When we started, I had no idea how big a task this was. Over the past 10 years, we have gained a lot of experience in building a database that can just work, without requiring you to pay much attention to it. We designed RavenDB to make it easier for us to implement things with a focus on performance. A recent benchmark on a Raspberry Pi (25$, 1 GHz, 1 GB RAM) machine clocked us at over 5,000 writes a second. On commodity hardware, we can get to over 100,000 writes per second and over 1,000,000 reads per second.
All of that is on a single node, but RavenDB has been a distributed database from the get-go. This means that you can set up a cluster in a few minutes (and do so in a secure manner, of course) and have a highly available and robust system.
We offer some unique features that aren’t available elsewhere. ETL is built-in inside of RavenDB and is heavily utilized by our customers to enable rich data flow. You don’t need to stitch together a solution from disparate pieces, it is all right there in the box and it Just Works.
The Subscription feature is one that I’m particularly proud of. It allows you to perform an ongoing query. The database will initially give you all the results that matched your query. Since you are still subscribed to this query, your database will send over any new documents that match your query as they are entered or updated to fit that query. This allows you to build robust business processes and backend systems with ease.
We have focused a lot of effort into making RavenDB into a multi-model database capable of handling documents, key-value, binary data, distributed counters and graph queries.
5. And finally, what is the future of database management systems? How is it going to change in the next 3-4 years?
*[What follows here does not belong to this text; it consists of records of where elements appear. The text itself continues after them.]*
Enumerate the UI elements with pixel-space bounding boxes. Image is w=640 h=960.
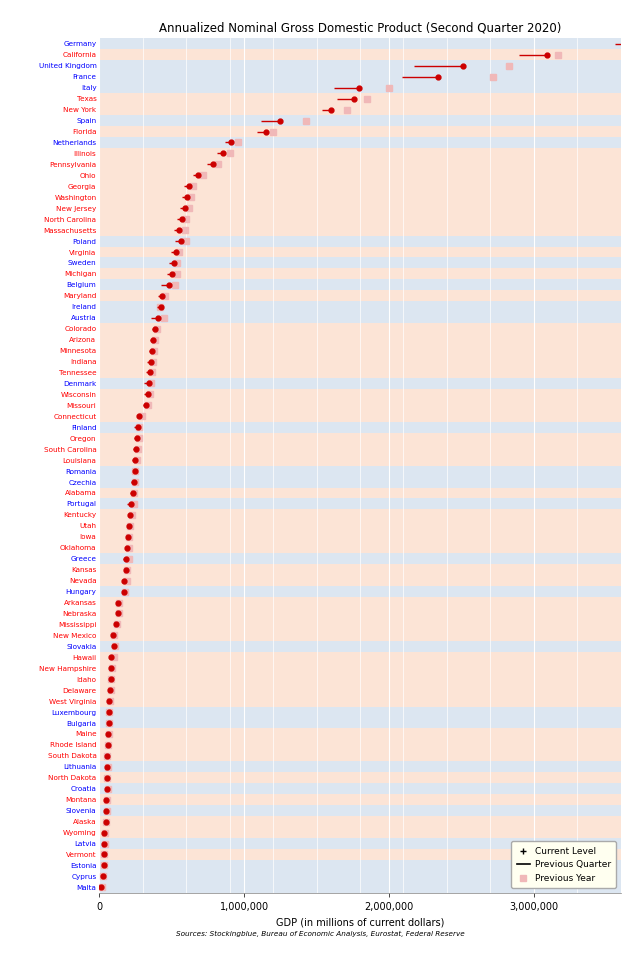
Bar xyxy=(99,882,621,893)
Bar xyxy=(99,849,621,860)
Bar xyxy=(99,290,621,301)
Bar xyxy=(99,137,621,148)
Bar xyxy=(99,159,621,170)
Bar xyxy=(99,356,621,367)
Bar xyxy=(99,421,621,433)
Bar xyxy=(99,630,621,641)
Bar xyxy=(99,476,621,488)
Bar xyxy=(99,192,621,203)
Bar xyxy=(99,345,621,356)
X-axis label: GDP (in millions of current dollars): GDP (in millions of current dollars) xyxy=(276,918,444,927)
Bar xyxy=(99,761,621,772)
Bar xyxy=(99,772,621,783)
Bar xyxy=(99,93,621,104)
Bar xyxy=(99,871,621,882)
Bar xyxy=(99,608,621,619)
Bar xyxy=(99,312,621,324)
Bar xyxy=(99,444,621,455)
Bar xyxy=(99,838,621,849)
Bar xyxy=(99,378,621,389)
Bar xyxy=(99,279,621,290)
Bar xyxy=(99,367,621,378)
Bar xyxy=(99,104,621,115)
Bar xyxy=(99,49,621,60)
Bar xyxy=(99,115,621,126)
Bar xyxy=(99,510,621,520)
Bar xyxy=(99,247,621,257)
Bar xyxy=(99,126,621,137)
Bar xyxy=(99,783,621,794)
Bar xyxy=(99,619,621,630)
Bar xyxy=(99,257,621,269)
Bar xyxy=(99,641,621,652)
Bar xyxy=(99,805,621,816)
Bar xyxy=(99,542,621,553)
Bar xyxy=(99,400,621,411)
Bar xyxy=(99,225,621,235)
Bar xyxy=(99,324,621,334)
Bar xyxy=(99,816,621,828)
Bar xyxy=(99,488,621,498)
Bar xyxy=(99,38,621,49)
Bar xyxy=(99,455,621,466)
Bar xyxy=(99,214,621,225)
Bar xyxy=(99,696,621,707)
Bar xyxy=(99,170,621,180)
Bar xyxy=(99,739,621,751)
Bar xyxy=(99,684,621,696)
Bar xyxy=(99,180,621,192)
Bar xyxy=(99,794,621,805)
Bar xyxy=(99,674,621,684)
Bar xyxy=(99,707,621,717)
Bar xyxy=(99,587,621,597)
Text: Sources: Stockingblue, Bureau of Economic Analysis, Eurostat, Federal Reserve: Sources: Stockingblue, Bureau of Economi… xyxy=(175,931,465,937)
Bar xyxy=(99,83,621,93)
Bar xyxy=(99,203,621,214)
Bar xyxy=(99,466,621,476)
Bar xyxy=(99,148,621,159)
Bar xyxy=(99,751,621,761)
Bar xyxy=(99,71,621,83)
Bar xyxy=(99,828,621,838)
Bar xyxy=(99,553,621,564)
Legend: Current Level, Previous Quarter, Previous Year: Current Level, Previous Quarter, Previou… xyxy=(511,841,616,888)
Bar xyxy=(99,531,621,542)
Bar xyxy=(99,652,621,662)
Bar xyxy=(99,564,621,575)
Bar xyxy=(99,520,621,531)
Bar xyxy=(99,729,621,739)
Bar xyxy=(99,269,621,279)
Bar xyxy=(99,717,621,729)
Bar xyxy=(99,60,621,71)
Bar xyxy=(99,597,621,608)
Bar xyxy=(99,334,621,345)
Bar xyxy=(99,662,621,674)
Bar xyxy=(99,498,621,510)
Bar xyxy=(99,575,621,587)
Title: Annualized Nominal Gross Domestic Product (Second Quarter 2020): Annualized Nominal Gross Domestic Produc… xyxy=(159,21,561,35)
Bar xyxy=(99,411,621,421)
Bar xyxy=(99,235,621,247)
Bar xyxy=(99,389,621,400)
Bar xyxy=(99,301,621,312)
Bar xyxy=(99,860,621,871)
Bar xyxy=(99,433,621,444)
You are going to see a lot more focus on multi-model databases. Instead of having to deploy a dedicated solution for each type of data you want and dealing with the complex integration between each of the pieces, the market is moving to an integrated solution that can offer a full suite of options in a single box.
The cloud will continue to be more important, but I wouldn’t be hasty to say goodbye to on-premise and distributed systems. We are seeing a lot of our customers do processing on the edge and on occasionally connected systems. I think you’ll see a shift of focus, where the data centers of the past would move to the cloud, but a lot of the actual processing would be distributed at the edge and on mobile devices. That requires a different manner of thinking about data distribution and how to push data to the cloud and pull data from the cloud.
There is going to be a lot more emphasis on the kind of distributed data processing that once was the exclusive range of the high-end systems.
It is certainly going to be very interesting to see how the landscape changes and how we build the tools and methodologies to handle ever-growing complexity and functionality.